I would love to say that I believed every word she said but I was still doubtful. I mean, how could God send me a $900 check in 2 days? So I put that off to the back of my mind and decided to try another avenue that had been suggested to me. And I was able to get a few hundred dollars into my GoFundMe account, but it still wasn’t enough.
Friday morning rolled around and I went home to pick up the money that I had and at that point I needed $700 more dollars for the trip. Before I went home I called my mom and at the end of the conversation she said “don’t forget to check the table before you leave the house, an envelope came for you.” After hearing that I got a little flutter in my heart and I wondered if God had really come through for me with the remaining money.
I got home and checked the table, sure enough there was an envelope waiting there for me. Inside the envelope was a check for $900 from my parents. I almost started crying.
I called my mom and asked her how they could afford to give me such a large amount of money. She said “We love you and we did not want to see you miss out on an opportunity because of money. In life we learn to make sacrifices for those we love.” She went on to tell me that her and my dad have a special account for missions that they put money into from each of their paychecks. They started saving that money years ago because they wanted to be prepared to help anyone who needed sponsorship for church missions.
I didn’t end up needing all $900, but the fact that they were willing to give so much money to support me just blew my mind. And I thought to myself, if my earthly parents love me enough to make that kind of sacrifice, how much more does my Heavenly Father love me?
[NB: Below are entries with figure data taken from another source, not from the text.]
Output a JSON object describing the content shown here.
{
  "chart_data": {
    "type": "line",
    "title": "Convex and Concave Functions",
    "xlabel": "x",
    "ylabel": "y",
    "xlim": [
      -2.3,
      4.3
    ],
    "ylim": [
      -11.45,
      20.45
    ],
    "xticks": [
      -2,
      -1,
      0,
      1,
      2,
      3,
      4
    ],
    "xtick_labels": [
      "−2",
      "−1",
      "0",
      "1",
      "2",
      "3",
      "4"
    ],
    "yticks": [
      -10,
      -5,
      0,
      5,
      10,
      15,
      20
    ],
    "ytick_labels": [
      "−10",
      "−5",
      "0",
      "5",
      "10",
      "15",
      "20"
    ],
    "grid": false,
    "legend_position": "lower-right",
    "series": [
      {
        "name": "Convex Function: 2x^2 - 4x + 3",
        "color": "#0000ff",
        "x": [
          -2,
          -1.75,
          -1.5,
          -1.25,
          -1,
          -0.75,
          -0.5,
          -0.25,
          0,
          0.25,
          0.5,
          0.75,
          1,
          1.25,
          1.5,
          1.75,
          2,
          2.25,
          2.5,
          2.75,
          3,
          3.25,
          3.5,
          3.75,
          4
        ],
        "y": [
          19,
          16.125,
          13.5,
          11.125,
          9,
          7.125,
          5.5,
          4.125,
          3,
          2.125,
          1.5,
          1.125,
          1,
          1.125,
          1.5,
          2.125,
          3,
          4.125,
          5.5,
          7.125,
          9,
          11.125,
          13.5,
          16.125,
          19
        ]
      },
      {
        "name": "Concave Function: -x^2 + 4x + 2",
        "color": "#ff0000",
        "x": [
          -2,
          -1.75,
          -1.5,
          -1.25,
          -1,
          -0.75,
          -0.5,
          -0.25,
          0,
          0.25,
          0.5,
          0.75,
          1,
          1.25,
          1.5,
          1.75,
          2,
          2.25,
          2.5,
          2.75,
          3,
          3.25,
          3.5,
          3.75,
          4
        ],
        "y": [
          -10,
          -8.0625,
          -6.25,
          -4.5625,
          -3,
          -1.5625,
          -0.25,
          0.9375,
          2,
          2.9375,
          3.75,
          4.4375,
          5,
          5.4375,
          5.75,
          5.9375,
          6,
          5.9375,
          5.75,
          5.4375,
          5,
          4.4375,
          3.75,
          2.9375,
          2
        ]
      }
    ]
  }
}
Exceedingly and abundantly more than I can imagine.
Right then I knew for sure that God wanted me to go on this trip. In fact, long before I knew I would be going on this trip, God knew. He knew I would need the money so He impressed my parents to start a separate missions account.
God knew that I would go on the trip but He also saw how weak my faith was. He used that fundraising experience to build and strengthen my faith. He showed me His incredible faithfulness and mercy despite my doubt. When I look back at that experience, the words of Isaiah 55:8 ring in my head:
“For my thoughts are not your thoughts, neither are your ways my ways,” declares the LORD.
I only began to panic and doubt God because I thought I knew the right way to do everything. I still had not surrendered myself completely to Him. God knew what needed to be done and He knew how it needed to be done, but in my foolishness I thought I could direct Gods ways. At the end of it all I realized once again that God knows best, He always does.
If there is one thing I learned from this whole experience it’s this: I have no cause to doubt God because He has always been faithful in the past and I know He will continue to be faithful to me as long as I stay in His will.